00:45:52.000Well, I'm not going to be OK with that.
00:45:55.000I tweeted today a weird little story in which scientists have created the first living robots.
00:46:07.000They've they figured out how to take unrelated cells and sort of just stick them together.
00:46:13.000And I guess cells like to stick together so you can take unrelated cells and just put them together and they stay.
00:46:20.000And then they start acting independently because there are different kinds of cells and one cell will be, you know, trying to move and another one won't be trying to move or whatever.
00:46:29.000But if they they use supercomputers to figure out the nature of all these different kinds of cells and then they they rapidly simulate all the combinations of how you can put cells together.
00:46:40.000And they can actually put cells together that can move, you know, under a microscope so they can connect them together in such a way that the the computer accurately determined it would move forward or move in a circle.
00:46:55.000So they're actually programming robots out of living cells that have different characteristics and they can put them together.
00:47:05.000Now, I don't know where that ends up, because at some point it might it might achieve consciousness or something like it, something like free will.
00:47:16.000You know, you know, that's an illusion, but there could be a computer, you know, robot version of that.
00:47:21.000So that's coming down the line at you in the weird story, some element of Antifa.
00:47:31.000And I don't know what it takes to be an Antifa besides just saying you are are planning some kind of police subway fair protest in New York City.
00:47:42.000And it has something to do with they don't like paying two dollars and seventy five cents for the subway.
00:47:47.000So it's going to be some kind of a mass, I don't know, civil disobedience about paying the paying the fares.
00:47:55.000And I'm thinking to myself, has has Antifa, have they drifted from, hey, I like what they're saying, because they're saying bad things about they're saying bad things about bad people.
00:48:08.000So I like them. You know, they're they're against the racists.
00:48:11.000So so that's OK, even if they do some bad stuff, at least they're against the racists.
00:48:16.000But it seems that Antifa being an organization which and by the way, if you ever want to create an organization that's guaranteed to fail, one way to do it is to let anybody join.

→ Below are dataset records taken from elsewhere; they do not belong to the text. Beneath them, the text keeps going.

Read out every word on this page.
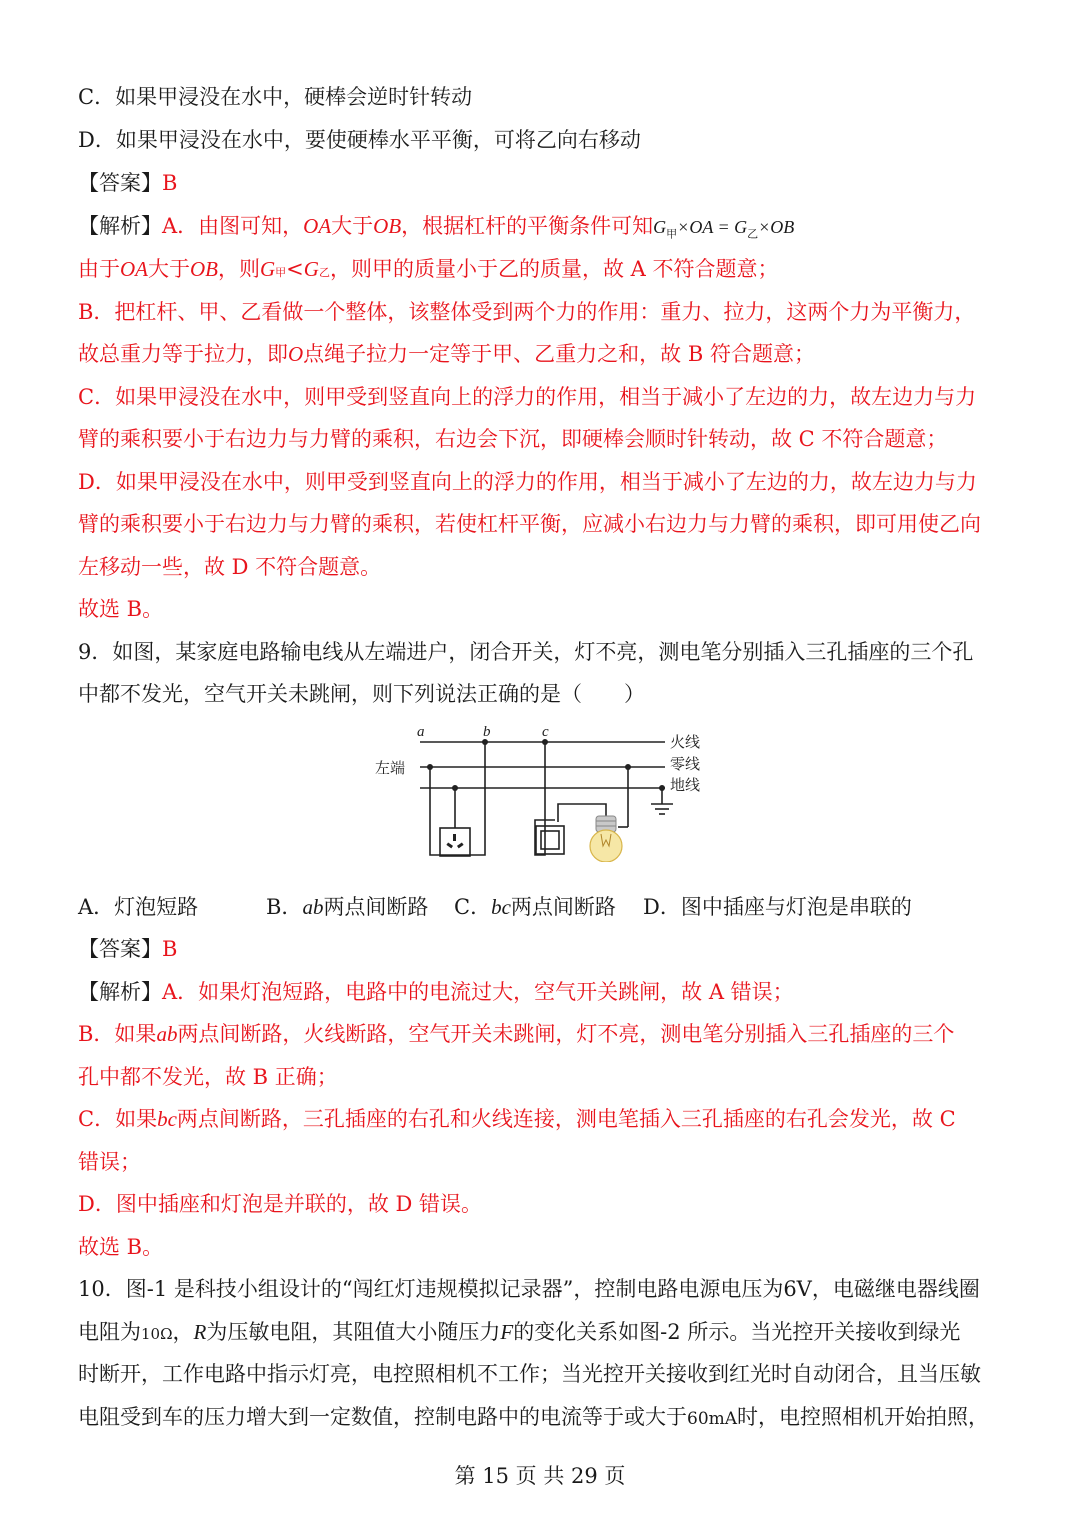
C．如果甲浸没在水中，硬棒会逆时针转动
D．如果甲浸没在水中，要使硬棒水平平衡，可将乙向右移动
【答案】B
【解析】A．由图可知，OA大于OB，根据杠杆的平衡条件可知$G_甲\times OA = G_乙\times OB$
由于OA大于OB，则G甲<G乙，则甲的质量小于乙的质量，故 A 不符合题意；
B．把杠杆、甲、乙看做一个整体，该整体受到两个力的作用：重力、拉力，这两个力为平衡力，
故总重力等于拉力，即O点绳子拉力一定等于甲、乙重力之和，故 B 符合题意；
C．如果甲浸没在水中，则甲受到竖直向上的浮力的作用，相当于减小了左边的力，故左边力与力
臂的乘积要小于右边力与力臂的乘积，右边会下沉，即硬棒会顺时针转动，故 C 不符合题意；
D．如果甲浸没在水中，则甲受到竖直向上的浮力的作用，相当于减小了左边的力，故左边力与力
臂的乘积要小于右边力与力臂的乘积，若使杠杆平衡，应减小右边力与力臂的乘积，即可用使乙向
左移动一些，故 D 不符合题意。
故选 B。
9．如图，某家庭电路输电线从左端进户，闭合开关，灯不亮，测电笔分别插入三孔插座的三个孔
中都不发光，空气开关未跳闸，则下列说法正确的是（　　）
a	b	c
左端
火线
零线
地线
A．灯泡短路	B．ab两点间断路 C．bc两点间断路 D．图中插座与灯泡是串联的
【答案】B
【解析】A．如果灯泡短路，电路中的电流过大，空气开关跳闸，故 A 错误；
B．如果ab两点间断路，火线断路，空气开关未跳闸，灯不亮，测电笔分别插入三孔插座的三个
孔中都不发光，故 B 正确；
C．如果bc两点间断路，三孔插座的右孔和火线连接，测电笔插入三孔插座的右孔会发光，故 C
错误；
D．图中插座和灯泡是并联的，故 D 错误。
故选 B。
10．图-1 是科技小组设计的“闯红灯违规模拟记录器”，控制电路电源电压为6V，电磁继电器线圈
电阻为10Ω，R为压敏电阻，其阻值大小随压力F的变化关系如图-2 所示。当光控开关接收到绿光
时断开，工作电路中指示灯亮，电控照相机不工作；当光控开关接收到红光时自动闭合，且当压敏
电阻受到车的压力增大到一定数值，控制电路中的电流等于或大于60mA时，电控照相机开始拍照，
第 15 页 共 29 页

00:48:34.000If you create an organization that lets anybody join sooner or later, your organization is going to be filled with psychos.
00:48:41.000Right. And they're going to be running the show.
00:48:44.000So Antifa being their preference for not having a central control.
00:48:49.000You know, they don't like the government in general.
00:48:51.000They don't like any kind of government.
00:48:53.000So, of course, their organization is sort of independent people doing independent things without a central control.
00:48:59.000And what do you get instead of fighting the good fight for, I don't know, social equality or or whatever they might like?
00:49:09.000Now they have an Antifa planning to to protest paying money for services.
00:49:46.000Probably nobody in Antifa has a history degree.
00:49:50.000Because I don't think they know what the alternative is to a world in which people don't pay for services that other people had to pay to create to provide.
00:50:03.000I don't think they've thought this through is all I'm saying.